Decision Making Elements
- Set of decisions available to decision-maker
- Set of possible outcomes and the probabilities of these outcomes
- A value model that prescribes results - usually monetary values - for the various combinations and decisions
SciTools Example
Decisions available: 1. submit/don't submit 2. if submit, how much bid? Possible outcomes: 1. don't submit 2. submit $115K - win 3. submit $115K - lose 4. submit $120K - win 5. submit $120K - lose etc. Monetary Value: 1. don't submit - $0 2. submit $115K - win = 115K - money used to prepare bid - money for supplies 3. submit $115K - lose = loss of money used to prepare bid etc. --- Can use payoff table and EMV or decision tree
Decision Tree Sensitivity Analysis - strategy graphs
If the decision lines cross, it’s where the optimal decision will change
Tornado Graph
variable which is most sensitive (in terms of % change in EMV of optimal decision)
Simulation Modeling
- describes a real-life situation
- uncertainty controlled by random number inputs to create the simulation
Basic Simulation Model Parts
- Inputs - probability distribution, random variables, etc.
- Model - logic, randomness
- Outputs - measure performance
Simulation Modeling (Walton Bookstore)
- want to optimize profit in terms of the order quantity
- complete v-lookup table with cum(P)
- complete inputs (revenue, profit, etc.)
- create replications with random numbers
- find stats based on generated outcomes given random numbers
- find optimum using:
1. point estimate - placing the options in the correct cell to see optimal outcome
2. use statistical inference by freezing the numbers and setting up confidence intervals (note: overlap means there is no difference between the variables! they are both optimal or not)
@Risk Basics
Define Distribution - used for special analysis and not creating simulations
Distribution Fitting - takes chi-squared tests and compares it with distributions to find out what type it is
Simulation - perform simulation once you’ve defined the output
Simulation detail statistics - your outputs and what you asked @risk to do - summarized
Simulation Data - actual values (you can copy and paste into spreadsheet to analyze using Stat tools)
Walton Bookstore @Risk
Same as simulation modeling but:
- Demand = riskdiscrete(demand range, probability range)

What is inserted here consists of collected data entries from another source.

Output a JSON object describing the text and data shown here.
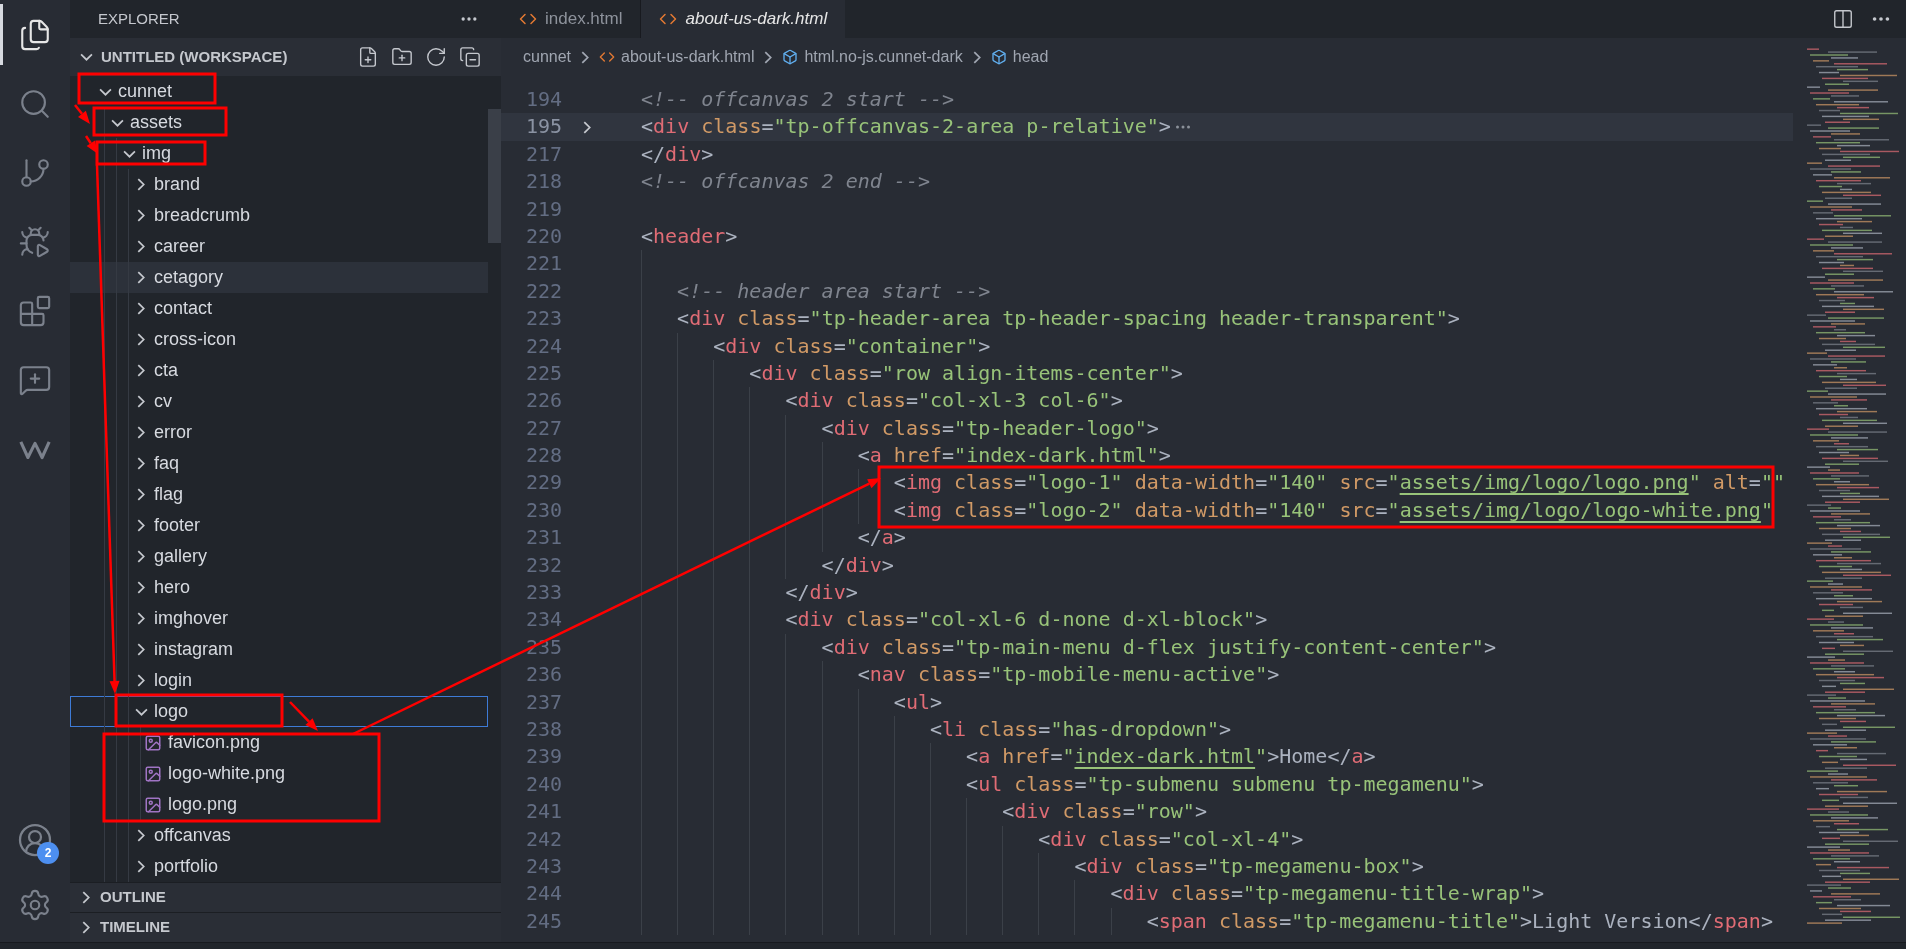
{
  "activity_bar": {
    "items": [
      {
        "kind": "explorer",
        "selected": true
      },
      {
        "kind": "search",
        "selected": false
      },
      {
        "kind": "source_control",
        "selected": false
      },
      {
        "kind": "run",
        "selected": false
      },
      {
        "kind": "extensions",
        "selected": false
      },
      {
        "kind": "chat",
        "selected": false
      },
      {
        "kind": "w",
        "selected": false
      }
    ],
    "account_badge": "2"
  },
  "sidebar": {
    "title": "EXPLORER",
    "workspace": {
      "title": "UNTITLED (WORKSPACE)",
      "expanded": true
    },
    "tree": [
      {
        "name": "cunnet",
        "kind": "folder",
        "expanded": true,
        "selected": false,
        "hovered": false,
        "children": [
          {
            "name": "assets",
            "kind": "folder",
            "expanded": true,
            "selected": false,
            "hovered": false,
            "children": [
              {
                "name": "img",
                "kind": "folder",
                "expanded": true,
                "selected": false,
                "hovered": false,
                "children": [
                  {
                    "name": "brand",
                    "kind": "folder",
                    "expanded": false,
                    "selected": false,
                    "hovered": false
                  },
                  {
                    "name": "breadcrumb",
                    "kind": "folder",
                    "expanded": false,
                    "selected": false,
                    "hovered": false
                  },
                  {
                    "name": "career",
                    "kind": "folder",
                    "expanded": false,
                    "selected": false,
                    "hovered": false
                  },
                  {
                    "name": "cetagory",
                    "kind": "folder",
                    "expanded": false,
                    "selected": false,
                    "hovered": true
                  },
                  {
                    "name": "contact",
                    "kind": "folder",
                    "expanded": false,
                    "selected": false,
                    "hovered": false
                  },
                  {
                    "name": "cross-icon",
                    "kind": "folder",
                    "expanded": false,
                    "selected": false,
                    "hovered": false
                  },
                  {
                    "name": "cta",
                    "kind": "folder",
                    "expanded": false,
                    "selected": false,
                    "hovered": false
                  },
                  {
                    "name": "cv",
                    "kind": "folder",
                    "expanded": false,
                    "selected": false,
                    "hovered": false
                  },
                  {
                    "name": "error",
                    "kind": "folder",
                    "expanded": false,
                    "selected": false,
                    "hovered": false
                  },
                  {
                    "name": "faq",
                    "kind": "folder",
                    "expanded": false,
                    "selected": false,
                    "hovered": false
                  },
                  {
                    "name": "flag",
                    "kind": "folder",
                    "expanded": false,
                    "selected": false,
                    "hovered": false
                  },
                  {
                    "name": "footer",
                    "kind": "folder",
                    "expanded": false,
                    "selected": false,
                    "hovered": false
                  },
                  {
                    "name": "gallery",
                    "kind": "folder",
                    "expanded": false,
                    "selected": false,
                    "hovered": false
                  },
                  {
                    "name": "hero",
                    "kind": "folder",
                    "expanded": false,
                    "selected": false,
                    "hovered": false
                  },
                  {
                    "name": "imghover",
                    "kind": "folder",
                    "expanded": false,
                    "selected": false,
                    "hovered": false
                  },
                  {
                    "name": "instagram",
                    "kind": "folder",
                    "expanded": false,
                    "selected": false,
                    "hovered": false
                  },
                  {
                    "name": "login",
                    "kind": "folder",
                    "expanded": false,
                    "selected": false,
                    "hovered": false
                  },
                  {
                    "name": "logo",
                    "kind": "folder",
                    "expanded": true,
                    "selected": true,
                    "hovered": false,
                    "children": [
                      {
                        "name": "favicon.png",
                        "kind": "image",
                        "selected": false,
                        "hovered": false
                      },
                      {
                        "name": "logo-white.png",
                        "kind": "image",
                        "selected": false,
                        "hovered": false
                      },
                      {
                        "name": "logo.png",
                        "kind": "image",
                        "selected": false,
                        "hovered": false
                      }
                    ]
                  },
                  {
                    "name": "offcanvas",
                    "kind": "folder",
                    "expanded": false,
                    "selected": false,
                    "hovered": false
                  },
                  {
                    "name": "portfolio",
                    "kind": "folder",
                    "expanded": false,
                    "selected": false,
                    "hovered": false
                  }
                ]
              }
            ]
          }
        ]
      }
    ],
    "sections": [
      {
        "title": "OUTLINE",
        "expanded": false
      },
      {
        "title": "TIMELINE",
        "expanded": false
      }
    ]
  },
  "tabs": [
    {
      "label": "index.html",
      "selected": false,
      "preview": false
    },
    {
      "label": "about-us-dark.html",
      "selected": true,
      "preview": true
    }
  ],
  "breadcrumb": [
    {
      "label": "cunnet",
      "kind": "folder"
    },
    {
      "label": "about-us-dark.html",
      "kind": "html"
    },
    {
      "label": "html.no-js.cunnet-dark",
      "kind": "element"
    },
    {
      "label": "head",
      "kind": "element"
    }
  ],
  "code": {
    "lines": [
      {
        "number": "194",
        "text": "<!-- offcanvas 2 start -->",
        "folded": false,
        "current": false
      },
      {
        "number": "195",
        "text": "<div class=\"tp-offcanvas-2-area p-relative\">",
        "folded": true,
        "current": true
      },
      {
        "number": "217",
        "text": "</div>",
        "folded": false,
        "current": false
      },
      {
        "number": "218",
        "text": "<!-- offcanvas 2 end -->",
        "folded": false,
        "current": false
      },
      {
        "number": "219",
        "folded": false,
        "current": false
      },
      {
        "number": "220",
        "text": "<header>",
        "folded": false,
        "current": false
      },
      {
        "number": "221",
        "folded": false,
        "current": false
      },
      {
        "number": "222",
        "text": "   <!-- header area start -->",
        "folded": false,
        "current": false
      },
      {
        "number": "223",
        "text": "   <div class=\"tp-header-area tp-header-spacing header-transparent\">",
        "folded": false,
        "current": false
      },
      {
        "number": "224",
        "text": "      <div class=\"container\">",
        "folded": false,
        "current": false
      },
      {
        "number": "225",
        "text": "         <div class=\"row align-items-center\">",
        "folded": false,
        "current": false
      },
      {
        "number": "226",
        "text": "            <div class=\"col-xl-3 col-6\">",
        "folded": false,
        "current": false
      },
      {
        "number": "227",
        "text": "               <div class=\"tp-header-logo\">",
        "folded": false,
        "current": false
      },
      {
        "number": "228",
        "text": "                  <a href=\"index-dark.html\">",
        "folded": false,
        "current": false
      },
      {
        "number": "229",
        "text": "                     <img class=\"logo-1\" data-width=\"140\" src=\"assets/img/logo/logo.png\" alt=\"\"",
        "folded": false,
        "current": false
      },
      {
        "number": "230",
        "text": "                     <img class=\"logo-2\" data-width=\"140\" src=\"assets/img/logo/logo-white.png\"",
        "folded": false,
        "current": false
      },
      {
        "number": "231",
        "text": "                  </a>",
        "folded": false,
        "current": false
      },
      {
        "number": "232",
        "text": "               </div>",
        "folded": false,
        "current": false
      },
      {
        "number": "233",
        "text": "            </div>",
        "folded": false,
        "current": false
      },
      {
        "number": "234",
        "text": "            <div class=\"col-xl-6 d-none d-xl-block\">",
        "folded": false,
        "current": false
      },
      {
        "number": "235",
        "text": "               <div class=\"tp-main-menu d-flex justify-content-center\">",
        "folded": false,
        "current": false
      },
      {
        "number": "236",
        "text": "                  <nav class=\"tp-mobile-menu-active\">",
        "folded": false,
        "current": false
      },
      {
        "number": "237",
        "text": "                     <ul>",
        "folded": false,
        "current": false
      },
      {
        "number": "238",
        "text": "                        <li class=\"has-dropdown\">",
        "folded": false,
        "current": false
      },
      {
        "number": "239",
        "text": "                           <a href=\"index-dark.html\">Home</a>",
        "folded": false,
        "current": false
      },
      {
        "number": "240",
        "text": "                           <ul class=\"tp-submenu submenu tp-megamenu\">",
        "folded": false,
        "current": false
      },
      {
        "number": "241",
        "text": "                              <div class=\"row\">",
        "folded": false,
        "current": false
      },
      {
        "number": "242",
        "text": "                                 <div class=\"col-xl-4\">",
        "folded": false,
        "current": false
      },
      {
        "number": "243",
        "text": "                                    <div class=\"tp-megamenu-box\">",
        "folded": false,
        "current": false
      },
      {
        "number": "244",
        "text": "                                       <div class=\"tp-megamenu-title-wrap\">",
        "folded": false,
        "current": false
      },
      {
        "number": "245",
        "text": "                                          <span class=\"tp-megamenu-title\">Light Version</span>",
        "folded": false,
        "current": false
      }
    ]
  }
}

- Create output on Profit cell
- To run for all possible order quantities, order cell = =risksimtable(range of 5 numbers)
Walton Bookstore #Risk (triangular)
Same as regular @Risk but
Demand = int(risktriang(min, most likely, max)) - this makes it an integer
Using @Risk to Find Distro Fit
- highlight numbers, @Risk distro fit
- confirm with histrogram (using stat tools)

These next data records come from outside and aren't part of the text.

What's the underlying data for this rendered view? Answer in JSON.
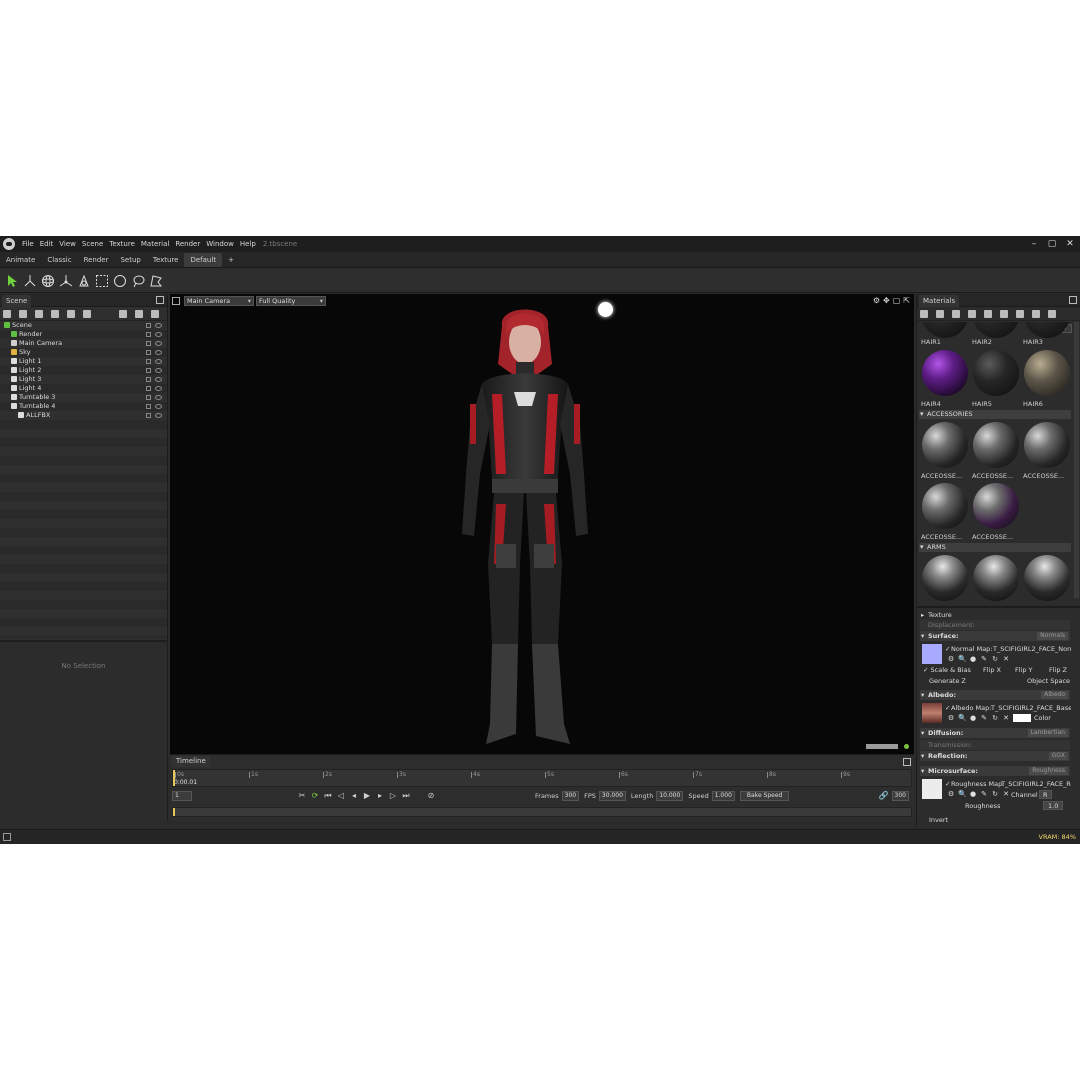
{
  "app": {
    "menus": [
      "File",
      "Edit",
      "View",
      "Scene",
      "Texture",
      "Material",
      "Render",
      "Window",
      "Help"
    ],
    "filename": "2.tbscene",
    "window_controls": [
      "minimize-icon",
      "maximize-icon",
      "close-icon"
    ]
  },
  "tabs": {
    "items": [
      "Animate",
      "Classic",
      "Render",
      "Setup",
      "Texture",
      "Default",
      "+"
    ],
    "active": "Default"
  },
  "toolbar": {
    "tools": [
      "select-arrow-icon",
      "move-icon",
      "rotate-icon",
      "transform-icon",
      "scale-icon",
      "rect-select-icon",
      "circle-select-icon",
      "lasso-icon",
      "polygon-select-icon"
    ]
  },
  "scene": {
    "tab_label": "Scene",
    "tree": [
      {
        "label": "Scene",
        "indent": 0,
        "icon": "scene-icon",
        "color": "#5fbf3f"
      },
      {
        "label": "Render",
        "indent": 1,
        "icon": "render-icon",
        "color": "#5fbf3f"
      },
      {
        "label": "Main Camera",
        "indent": 1,
        "icon": "camera-icon",
        "color": "#cfcfcf"
      },
      {
        "label": "Sky",
        "indent": 1,
        "icon": "sky-icon",
        "color": "#e0b040"
      },
      {
        "label": "Light 1",
        "indent": 1,
        "icon": "light-icon",
        "color": "#dddddd"
      },
      {
        "label": "Light 2",
        "indent": 1,
        "icon": "light-icon",
        "color": "#dddddd"
      },
      {
        "label": "Light 3",
        "indent": 1,
        "icon": "light-icon",
        "color": "#dddddd"
      },
      {
        "label": "Light 4",
        "indent": 1,
        "icon": "light-icon",
        "color": "#dddddd"
      },
      {
        "label": "Turntable 3",
        "indent": 1,
        "icon": "turntable-icon",
        "color": "#dddddd"
      },
      {
        "label": "Turntable 4",
        "indent": 1,
        "icon": "turntable-icon",
        "color": "#dddddd"
      },
      {
        "label": "ALLFBX",
        "indent": 2,
        "icon": "mesh-icon",
        "color": "#dddddd"
      }
    ],
    "no_selection": "No Selection"
  },
  "viewport": {
    "camera": "Main Camera",
    "quality": "Full Quality",
    "controls": [
      "gear-icon",
      "move-view-icon",
      "frame-icon",
      "popout-icon"
    ]
  },
  "timeline": {
    "title": "Timeline",
    "ticks": [
      "0s",
      "1s",
      "2s",
      "3s",
      "4s",
      "5s",
      "6s",
      "7s",
      "8s",
      "9s"
    ],
    "time": "0:00.01",
    "frame_field": "1",
    "frames_label": "Frames",
    "frames": "300",
    "fps_label": "FPS",
    "fps": "30.000",
    "length_label": "Length",
    "length": "10.000",
    "speed_label": "Speed",
    "speed": "1.000",
    "bake_speed": "Bake Speed",
    "end_frame": "300"
  },
  "materials": {
    "tab_label": "Materials",
    "hair_row1": [
      "HAIR1",
      "HAIR2",
      "HAIR3"
    ],
    "hair_row2": [
      {
        "label": "HAIR4",
        "style": "purple"
      },
      {
        "label": "HAIR5",
        "style": "hair"
      },
      {
        "label": "HAIR6",
        "style": "blonde"
      }
    ],
    "sections": {
      "accessories": "ACCESSORIES",
      "arms": "ARMS"
    },
    "accessories": [
      {
        "label": "ACCEOSSE...",
        "style": "acc"
      },
      {
        "label": "ACCEOSSE...",
        "style": "acc"
      },
      {
        "label": "ACCEOSSE...",
        "style": "acc"
      },
      {
        "label": "ACCEOSSE...",
        "style": "acc"
      },
      {
        "label": "ACCEOSSE...",
        "style": "accp"
      }
    ],
    "arms": [
      "arm",
      "arm",
      "arm"
    ]
  },
  "properties": {
    "texture": "Texture",
    "displacement": "Displacement:",
    "surface": {
      "label": "Surface:",
      "value": "Normals"
    },
    "normal_map": "Normal Map:",
    "normal_map_file": "T_SCIFIGIRL2_FACE_Norm",
    "scale_bias": "Scale & Bias",
    "flip_x": "Flip X",
    "flip_y": "Flip Y",
    "flip_z": "Flip Z",
    "generate_z": "Generate Z",
    "object_space": "Object Space",
    "albedo": {
      "label": "Albedo:",
      "value": "Albedo"
    },
    "albedo_map": "Albedo Map:",
    "albedo_map_file": "T_SCIFIGIRL2_FACE_Base_c",
    "color_label": "Color",
    "diffusion": {
      "label": "Diffusion:",
      "value": "Lambertian"
    },
    "transmission": "Transmission:",
    "reflection": {
      "label": "Reflection:",
      "value": "GGX"
    },
    "microsurface": {
      "label": "Microsurface:",
      "value": "Roughness"
    },
    "roughness_map": "Roughness Map:",
    "roughness_map_file": "T_SCIFIGIRL2_FACE_Ro",
    "channel_label": "Channel",
    "channel": "R",
    "roughness_label": "Roughness",
    "roughness": "1.0",
    "invert": "Invert"
  },
  "status": {
    "vram": "VRAM: 84%"
  },
  "colors": {
    "accent_yellow": "#f2d96a",
    "normal_swatch": "#a9a9ff"
  }
}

Using @Risk to find Order Size that will maximize profit (Ch. 15 - Problem 19)
- Order Size = risksimtable(range of possible orders)
- Demand = round(risknormal(mean, SD),0)…round will make it an integer each time
- Standard Revenue = demand*selling price
- Standard Cost = order size*order cost
- Disposal Revenue (when demand is less than the order size - have to dispose of them) = max(diff btw order size and demand,0)*disposal price
- Reorder Cost (when you don’t have enough cars) = max(diff between demand and order size,0)*reorder cost
- Profit = standard revenue - standard cost + disposal revenue - reorder cost
- Create Output for profit cell
- run all 5 simulations - copy and paste outcome into spreadsheet and run stat tools statistical inference to find the highest confidence interval (that doesn’t overlap)
Forecasting
underlying basis of all business decisions (production, inventory, personnel, facilities, etc.)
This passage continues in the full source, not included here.